Tina Baker (born 4 May 1958 in Coalville, Leicestershire, England) is an author, broadcaster, journalist, and fitness professional. She has published 4 novels, including the Amazon Number 1 bestseller, Call Me Mummy. Her other thrillers with publisher Viper Books are What We Did in the Storm, Nasty Little Cuts, and Make Me Clean.

She started her TV career as a presenter/reporter on TV-am in the 1980s, worked as a TV critic for GMTV, appeared on many programmes as a pundit, including Big Brother's Big Mouth, and various list shows like The Top 100 TV Christmas Crackers, presented slots on BBC's Daytime Live, and was a judge for The British Soap Awards.

Tina also won ITV1's reality TV show, Celebrity Fit Club, then qualified as a motivational fitness coach. She still works as a personal trainer and fitness instructor.

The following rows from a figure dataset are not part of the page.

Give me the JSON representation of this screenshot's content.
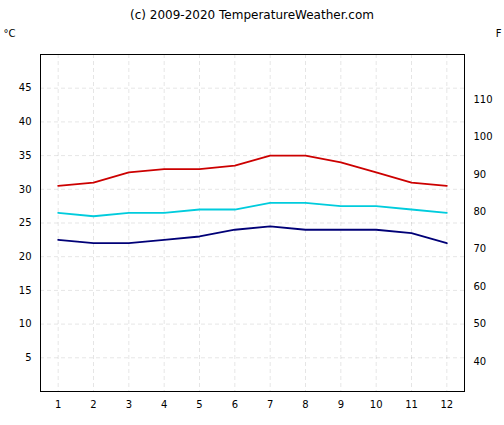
{
  "chart_data": {
    "type": "line",
    "title": "(c) 2009-2020 TemperatureWeather.com",
    "ylabel": "°C",
    "y2label": "F",
    "x": [
      1,
      2,
      3,
      4,
      5,
      6,
      7,
      8,
      9,
      10,
      11,
      12
    ],
    "xlim": [
      0.5,
      12.5
    ],
    "xticks": [
      1,
      2,
      3,
      4,
      5,
      6,
      7,
      8,
      9,
      10,
      11,
      12
    ],
    "ylim": [
      0,
      50
    ],
    "yticks": [
      5,
      10,
      15,
      20,
      25,
      30,
      35,
      40,
      45
    ],
    "y2lim": [
      32,
      122
    ],
    "y2ticks": [
      40,
      50,
      60,
      70,
      80,
      90,
      100,
      110
    ],
    "grid": true,
    "series": [
      {
        "color": "#cc0000",
        "values": [
          30.5,
          31.0,
          32.5,
          33.0,
          33.0,
          33.5,
          35.0,
          35.0,
          34.0,
          32.5,
          31.0,
          30.5
        ]
      },
      {
        "color": "#00ccdd",
        "values": [
          26.5,
          26.0,
          26.5,
          26.5,
          27.0,
          27.0,
          28.0,
          28.0,
          27.5,
          27.5,
          27.0,
          26.5
        ]
      },
      {
        "color": "#000077",
        "values": [
          22.5,
          22.0,
          22.0,
          22.5,
          23.0,
          24.0,
          24.5,
          24.0,
          24.0,
          24.0,
          23.5,
          22.0
        ]
      }
    ]
  }
}
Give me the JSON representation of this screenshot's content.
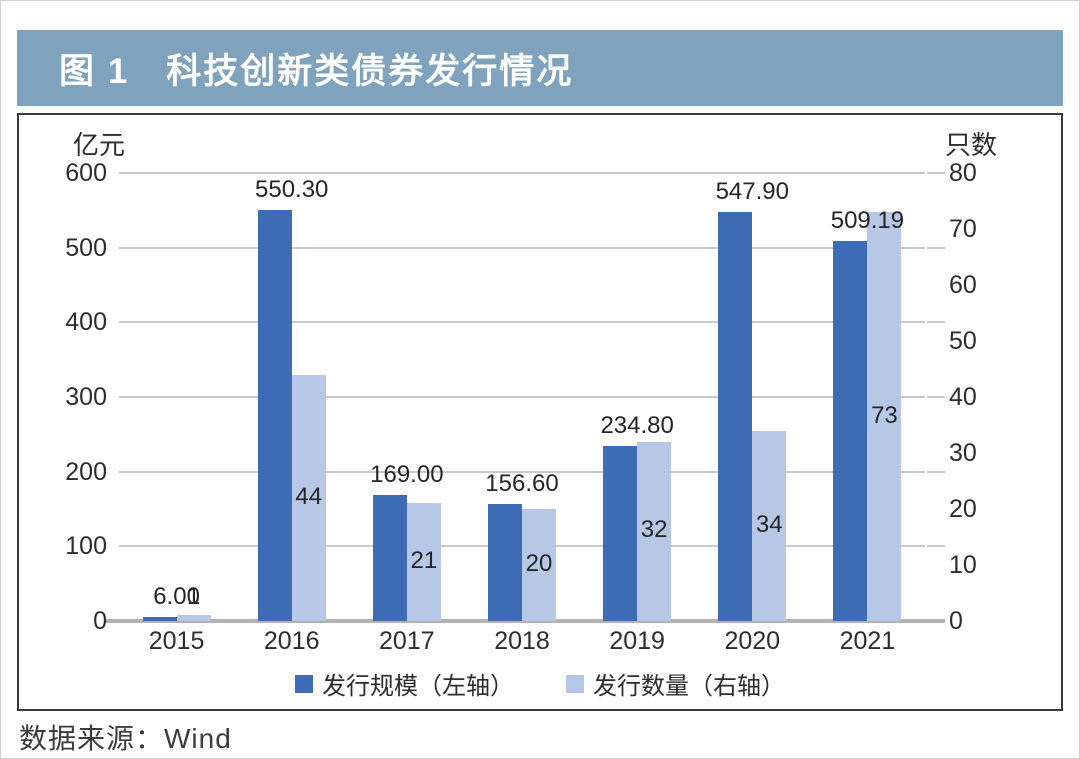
{
  "figure": {
    "title": "图 1　科技创新类债券发行情况"
  },
  "source": "数据来源：Wind",
  "colors": {
    "header_bg": "#7fa3bc",
    "title_text": "#ffffff",
    "bar_scale": "#3d6cb4",
    "bar_count": "#b6c8e6",
    "gridline": "#c9c9c9",
    "axis_line": "#b2b2b2",
    "label_text": "#252525"
  },
  "chart_data": {
    "type": "bar",
    "categories": [
      "2015",
      "2016",
      "2017",
      "2018",
      "2019",
      "2020",
      "2021"
    ],
    "series": [
      {
        "name": "发行规模（左轴）",
        "key": "issuance-scale",
        "axis": "left",
        "color": "#3d6cb4",
        "values": [
          6.0,
          550.3,
          169.0,
          156.6,
          234.8,
          547.9,
          509.19
        ],
        "labels": [
          "6.00",
          "550.30",
          "169.00",
          "156.60",
          "234.80",
          "547.90",
          "509.19"
        ]
      },
      {
        "name": "发行数量（右轴）",
        "key": "issuance-count",
        "axis": "right",
        "color": "#b6c8e6",
        "values": [
          1,
          44,
          21,
          20,
          32,
          34,
          73
        ],
        "labels": [
          "1",
          "44",
          "21",
          "20",
          "32",
          "34",
          "73"
        ]
      }
    ],
    "left_axis": {
      "title": "亿元",
      "min": 0,
      "max": 600,
      "step": 100,
      "ticks": [
        "0",
        "100",
        "200",
        "300",
        "400",
        "500",
        "600"
      ]
    },
    "right_axis": {
      "title": "只数",
      "min": 0,
      "max": 80,
      "step": 10,
      "ticks": [
        "0",
        "10",
        "20",
        "30",
        "40",
        "50",
        "60",
        "70",
        "80"
      ]
    },
    "legend_position": "bottom",
    "grid": true
  }
}
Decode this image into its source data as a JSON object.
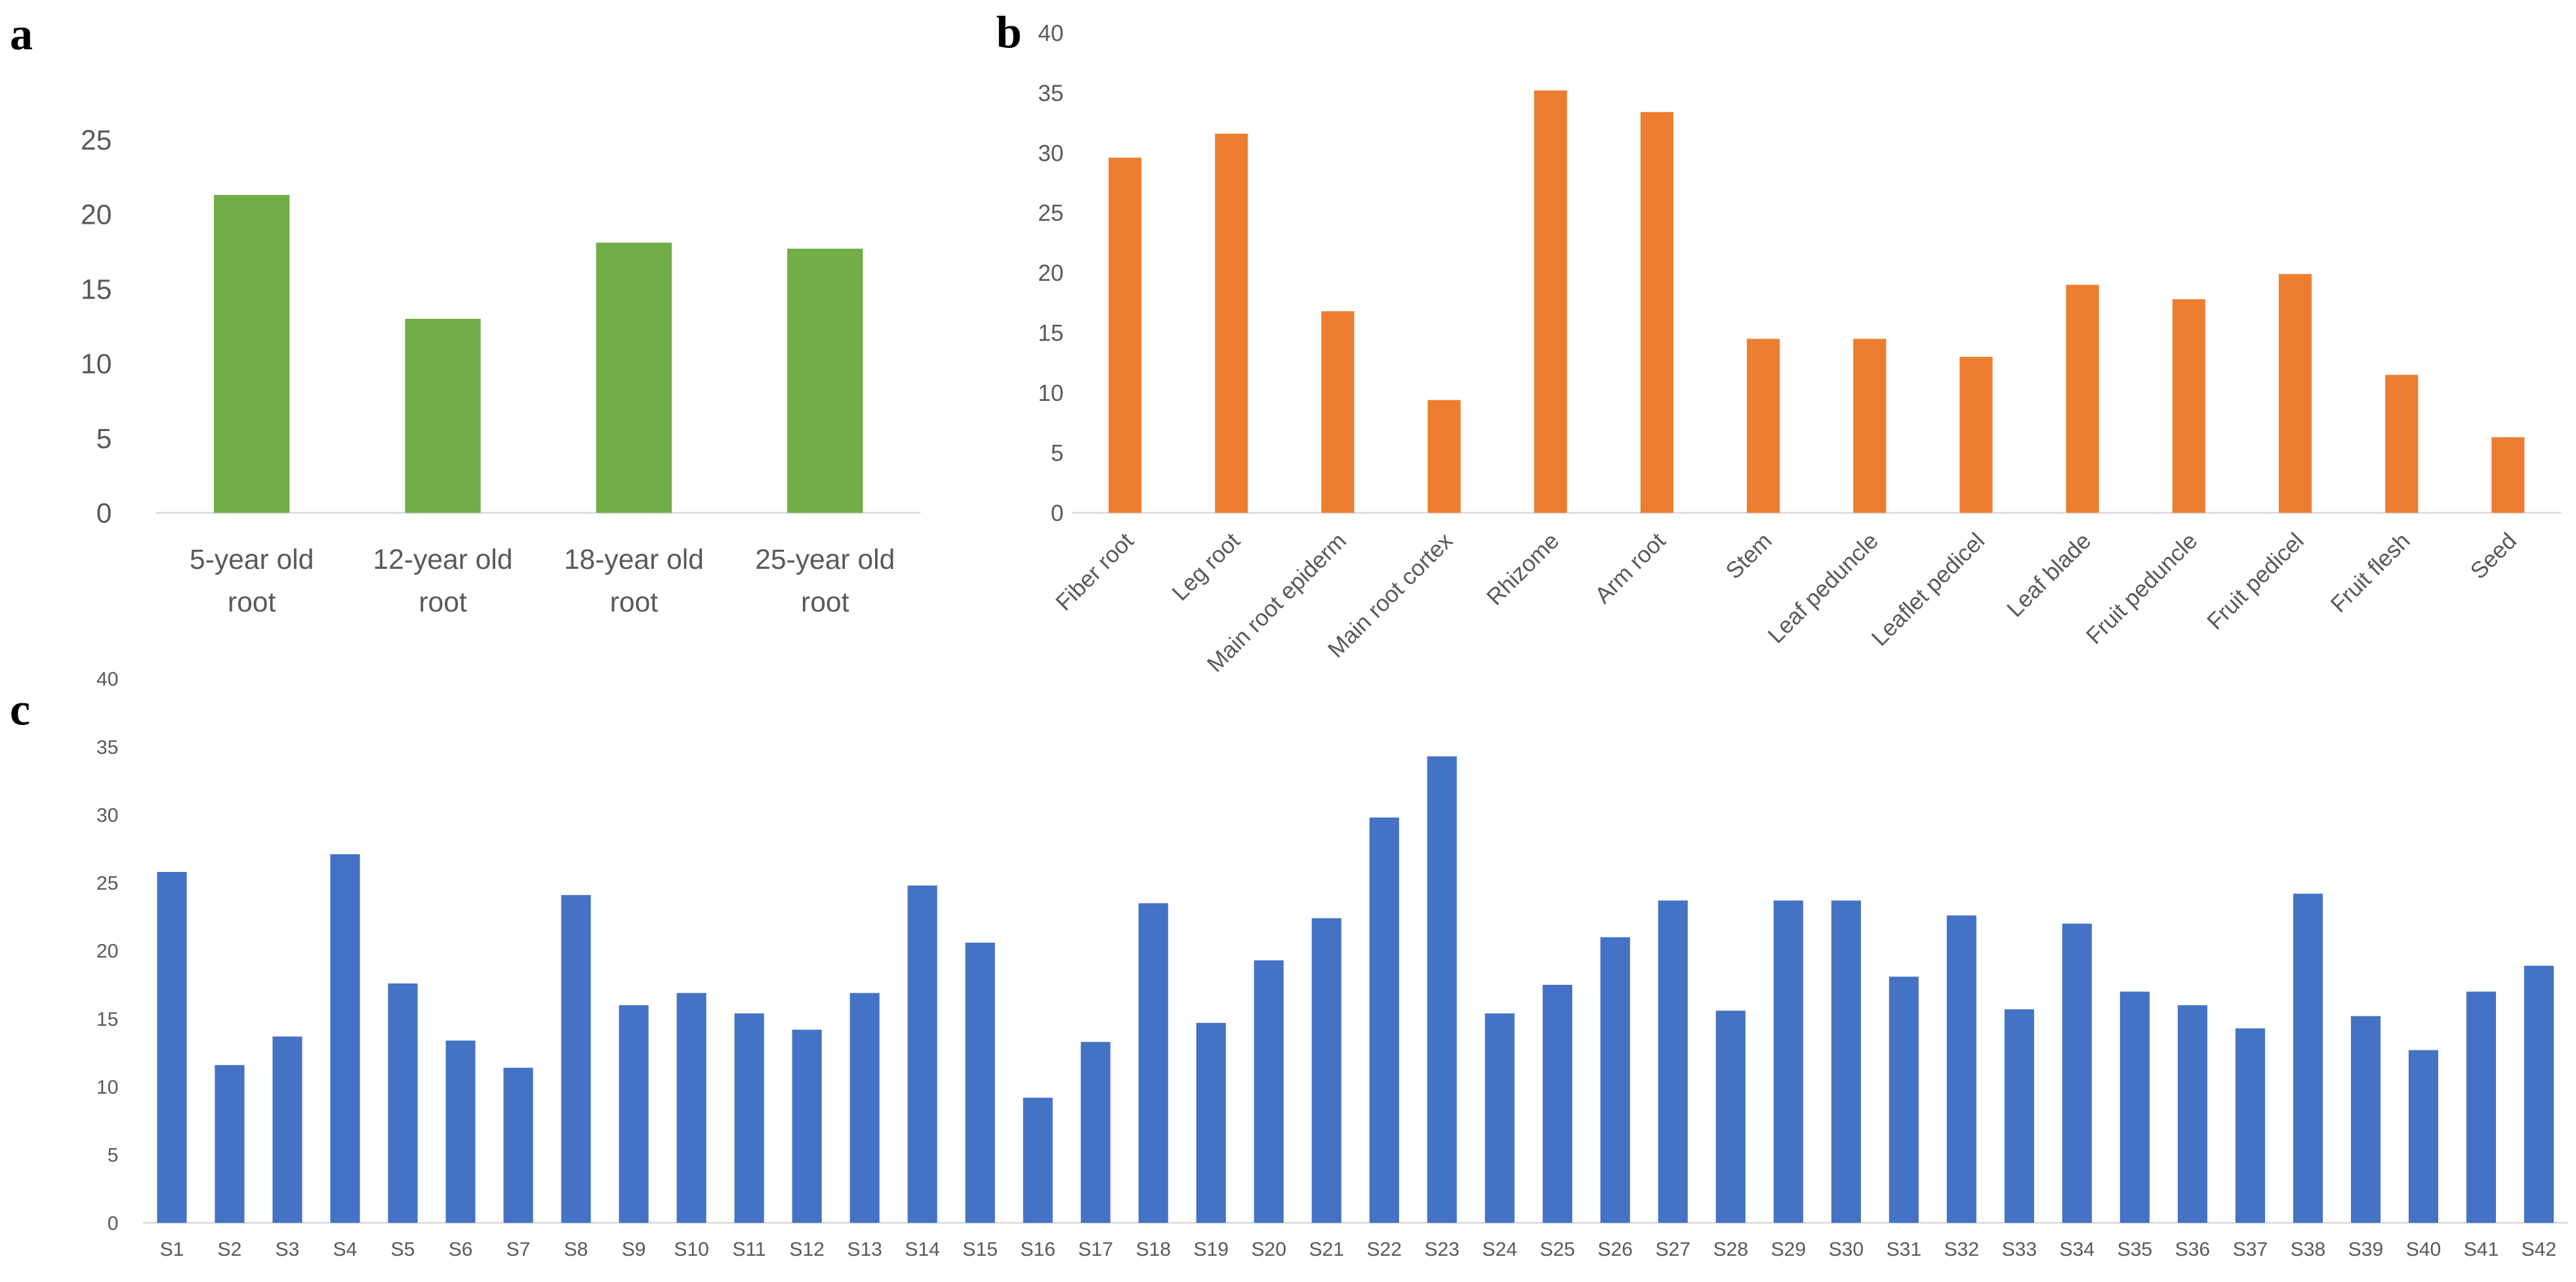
{
  "panels": {
    "a": "a",
    "b": "b",
    "c": "c"
  },
  "colors": {
    "a": "#70AD47",
    "b": "#ED7D31",
    "c": "#4472C4",
    "axis": "#D9D9D9"
  },
  "chart_data": [
    {
      "panel": "a",
      "type": "bar",
      "title": "",
      "xlabel": "",
      "ylabel": "",
      "ylim": [
        0,
        25
      ],
      "yticks": [
        0,
        5,
        10,
        15,
        20,
        25
      ],
      "grid": false,
      "categories": [
        "5-year old root",
        "12-year old root",
        "18-year old root",
        "25-year old root"
      ],
      "values": [
        21.3,
        13.0,
        18.1,
        17.7
      ]
    },
    {
      "panel": "b",
      "type": "bar",
      "title": "",
      "xlabel": "",
      "ylabel": "",
      "ylim": [
        0,
        40
      ],
      "yticks": [
        0,
        5,
        10,
        15,
        20,
        25,
        30,
        35,
        40
      ],
      "grid": false,
      "categories": [
        "Fiber root",
        "Leg root",
        "Main root epiderm",
        "Main root cortex",
        "Rhizome",
        "Arm root",
        "Stem",
        "Leaf peduncle",
        "Leaflet pedicel",
        "Leaf blade",
        "Fruit peduncle",
        "Fruit pedicel",
        "Fruit flesh",
        "Seed"
      ],
      "values": [
        29.6,
        31.6,
        16.8,
        9.4,
        35.2,
        33.4,
        14.5,
        14.5,
        13.0,
        19.0,
        17.8,
        19.9,
        11.5,
        6.3
      ]
    },
    {
      "panel": "c",
      "type": "bar",
      "title": "",
      "xlabel": "",
      "ylabel": "",
      "ylim": [
        0,
        40
      ],
      "yticks": [
        0,
        5,
        10,
        15,
        20,
        25,
        30,
        35,
        40
      ],
      "grid": false,
      "categories": [
        "S1",
        "S2",
        "S3",
        "S4",
        "S5",
        "S6",
        "S7",
        "S8",
        "S9",
        "S10",
        "S11",
        "S12",
        "S13",
        "S14",
        "S15",
        "S16",
        "S17",
        "S18",
        "S19",
        "S20",
        "S21",
        "S22",
        "S23",
        "S24",
        "S25",
        "S26",
        "S27",
        "S28",
        "S29",
        "S30",
        "S31",
        "S32",
        "S33",
        "S34",
        "S35",
        "S36",
        "S37",
        "S38",
        "S39",
        "S40",
        "S41",
        "S42"
      ],
      "values": [
        25.8,
        11.6,
        13.7,
        27.1,
        17.6,
        13.4,
        11.4,
        24.1,
        16.0,
        16.9,
        15.4,
        14.2,
        16.9,
        24.8,
        20.6,
        9.2,
        13.3,
        23.5,
        14.7,
        19.3,
        22.4,
        29.8,
        34.3,
        15.4,
        17.5,
        21.0,
        23.7,
        15.6,
        23.7,
        23.7,
        18.1,
        22.6,
        15.7,
        22.0,
        17.0,
        16.0,
        14.3,
        24.2,
        15.2,
        12.7,
        17.0,
        18.9
      ]
    }
  ]
}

She has written for magazines TV Times, Soaplife, Woman's Own and Womans Realm, newspapers including The Sun, The Mirror, and The Mail, and has been a regular broadcaster on numerous radio stations, including BBC Radio Five Live, Radio 2, The Asian Network and many regional stations.

The daughter of a window cleaner and fairground worker, she now lives in north London, is married, and has four rescue cats.